I follow the several newspapers of our immediate area, and every so often I write a post with thoughts on the lot of them. Many people are interested in newspapers, and I’m no exception.
On the left sidebar of this website, I have a link to the AP Managing Editors’ Statement of Ethical Principles. It’s not there because I’m a reporter — I’m not, and don’t wish to be. It’s because some of what passes as press coverage of our area just isn’t very independent — it’s all too cozy.
There are good newspapers in this state, but not as many as we could use.
Here are a few trends to consider.
Newspapers have been having a hard time for a long time.
Recent years may have been hard on the print press, but challenges are longstanding. See, for a quick overview, Jack Shafer’s The Beginning of the End for Newspapers: It was game over for metro dailies by 1965.
(1. Shafer’s writing about metropolitan papers. 2. He doesn’t mean over-and-out, but merely a decline. 3. I don’t wish for the end of newspapers, but for a resurgence of plucky papers.)
My theory: Most local newspapers gave up on being plucky – if they ever were — long ago.
They’ve made a bad and false bargain with readers: We’ll be boosters, if you’ll keep reading. The newspapers have upheld, for the most part, their end of the bargain. Yet, many readers didn’t know they were part of a bargain, and have walked away.
Online classifieds may have hurt the print business, but that’s nothing compared to All-the News-That’s-Fit-to-Bolster-and-Reelect.
As I’ll show tomorrow about a local story, some reporting’s so odd it seems like science fiction.
Smaller print editions.
Newspapers will be physically smaller. One example is the Whitewater Register. It’s owned by an out-of-town chain, and has less circulation than even a few years ago. Other papers will likely follow the Register‘s lead on print size — newspapers aren’t done shrinking. Expect to see smaller papers.
Reporters.
I’d guess that there will be fewer reporters, and more freelancers. That’s a bad sign, as no freelancer will rock the boat, or report a story that displeases local officials.
Coverage.
There will be no effort to challenge any statistics or contentions that officials make. Expect lots of stories where officials’ remarks are unchallenged, or where the only printed questions officials have to answer are easy ones — “To what do you attribute your remarkable vision, insight, and good looks while in office?” If there’s any follow up, it will be a second, allied official declaring that the first bureaucrat was absolutely, positively right. This will be made plain for readers who might misunderstand: “Yes, that first official was absolutely, positively right about everything he said, and might ever say, for that matter.”
What will coverage look like? These papers will approach issues about the same way that a local politician’s ersatz news site, the Whitewater Banner does; the major differences will be the range of stories and design of the newspaper’s online websites.
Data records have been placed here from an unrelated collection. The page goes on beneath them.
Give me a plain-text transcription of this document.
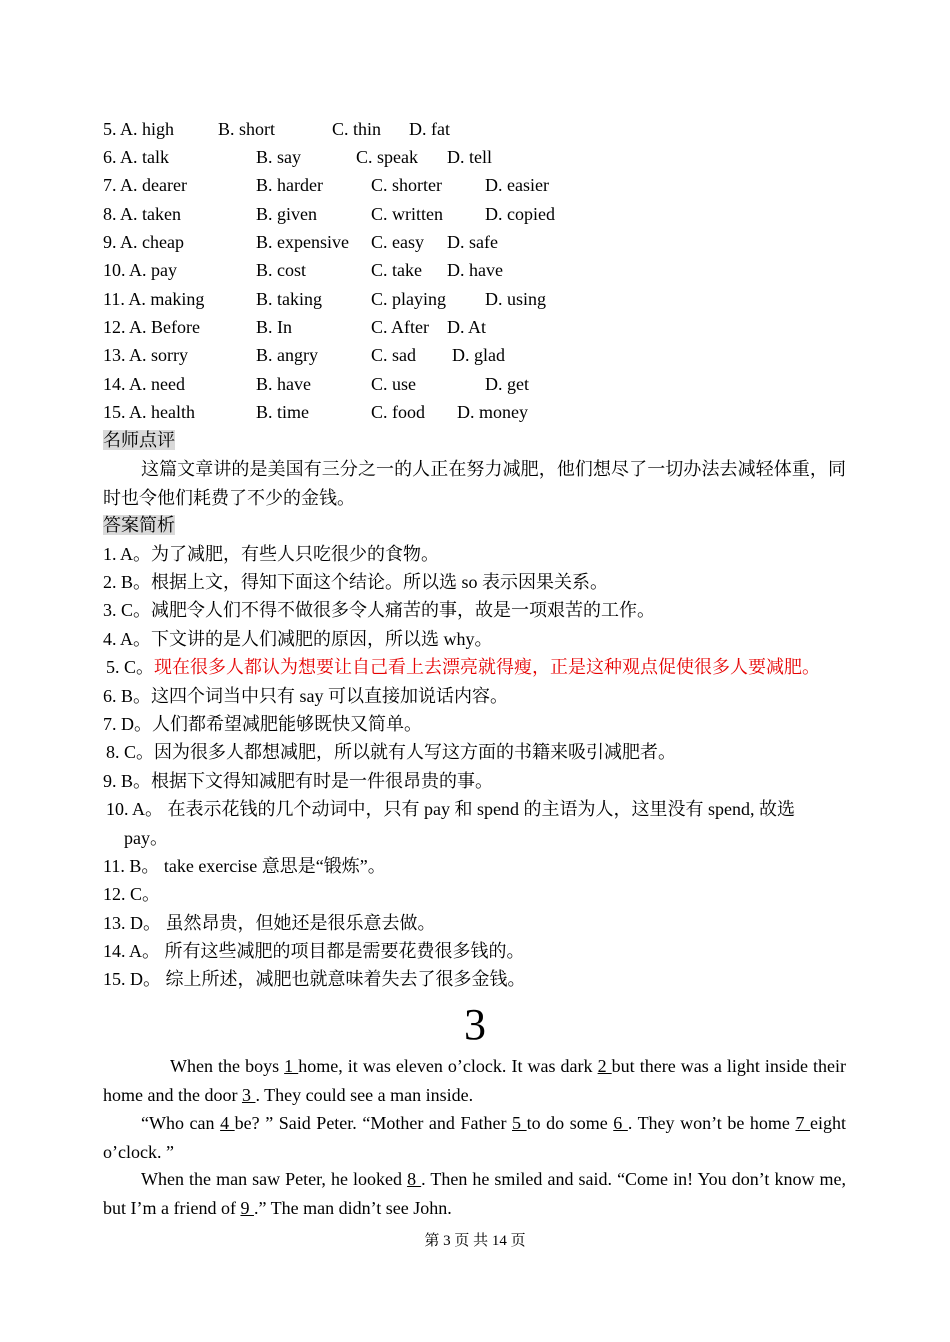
5. A. high B. short	C. thin D. fat
6. A. talk	B. say	C. speak D. tell
7. A. dearer	B. harder	C. shorter D. easier
8. A. taken	B. given	C. written D. copied
9. A. cheap	B. expensive C. easy D. safe
10. A. pay	B. cost	C. take D. have
11. A. making	B. taking	C. playing D. using
12. A. Before	B. In	C. After D. At
13. A. sorry	B. angry	C. sad D. glad
14. A. need	B. have	C. use	D. get
15. A. health	B. time	C. food D. money
名师点评
这篇文章讲的是美国有三分之一的人正在努力减肥，他们想尽了一切办法去减轻体重，同时也令他们耗费了不少的金钱。
答案简析
1. A。为了减肥，有些人只吃很少的食物。
2. B。根据上文，得知下面这个结论。所以选 so 表示因果关系。
3. C。减肥令人们不得不做很多令人痛苦的事，故是一项艰苦的工作。
4. A。下文讲的是人们减肥的原因，所以选 why。
5. C。现在很多人都认为想要让自己看上去漂亮就得瘦，正是这种观点促使很多人要减肥。
6. B。这四个词当中只有 say 可以直接加说话内容。
7. D。人们都希望减肥能够既快又简单。
8. C。因为很多人都想减肥，所以就有人写这方面的书籍来吸引减肥者。
9. B。根据下文得知减肥有时是一件很昂贵的事。
10. A。 在表示花钱的几个动词中，只有 pay 和 spend 的主语为人，这里没有 spend, 故选
pay。
11. B。 take exercise 意思是“锻炼”。
12. C。
13. D。 虽然昂贵，但她还是很乐意去做。
14. A。 所有这些减肥的项目都是需要花费很多钱的。
15. D。 综上所述，减肥也就意味着失去了很多金钱。
3
When the boys 1 home, it was eleven o’clock. It was dark 2 but there was a light inside their home and the door 3 . They could see a man inside.
“Who can 4 be? ” Said Peter. “Mother and Father 5 to do some 6 . They won’t be home 7 eight o’clock. ”
When the man saw Peter, he looked 8 . Then he smiled and said. “Come in! You don’t know me, but I’m a friend of 9 .” The man didn’t see John.
第 3 页 共 14 页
Professional papers will have a sharper online design, and superior composition, but their perspectives won’t be that much different.
It’s not that the Banner will come closer to journalistic independence (of which it has none, as it’s not journalism); it’s that actual papers in our area will decline.
Circulation.
The future of nearby papers will be ones with less circulation (some of whom will issue dodgy circulation figures), but readers more satisfied with that coverage. That’s where the false bargain with readers leads — continued decline in readership, but a remnant that’s contented. Whether that’s enough to sustain all of the print papers is hard to say.
Already, the online editions of some nearby papers have fewer readers than this website. Over three years ago, when I started out, I would never have thought that possible. I would have expected that this blog would always be smaller than all of them, and smaller than the Banner, too. That’s not true anymore, and hasn’t been for over a year. (The Gazette, though, is larger — by a huge amount — than everyone else.)
A strategy of fawning or narrow reporting will erode, and then permanently limit, readership; that’s a decision these publishers are free to make for themselves. They may conclude that less is more, that a contented remnant is enough. A newspaper from Pleasantville will be interesting only to some from Pleasantville, and then not even most living there. It’s all preaching to the same choir. The financial impact is one that papers can assess for themselves. (As I have no advertisers, and wouldn’t look for them any more than they’d want a controversial site, it’s not a constraint that I have.)
Better results would come through a simpler approach, which some still take, but others have abandoned.
There’s the day-to-day of books, pen, paper, keyboard, time having lived in the world, and principles learned from so living. That’s all anyone and everyone should rely upon — of no single day or season, just a continuing endeavor.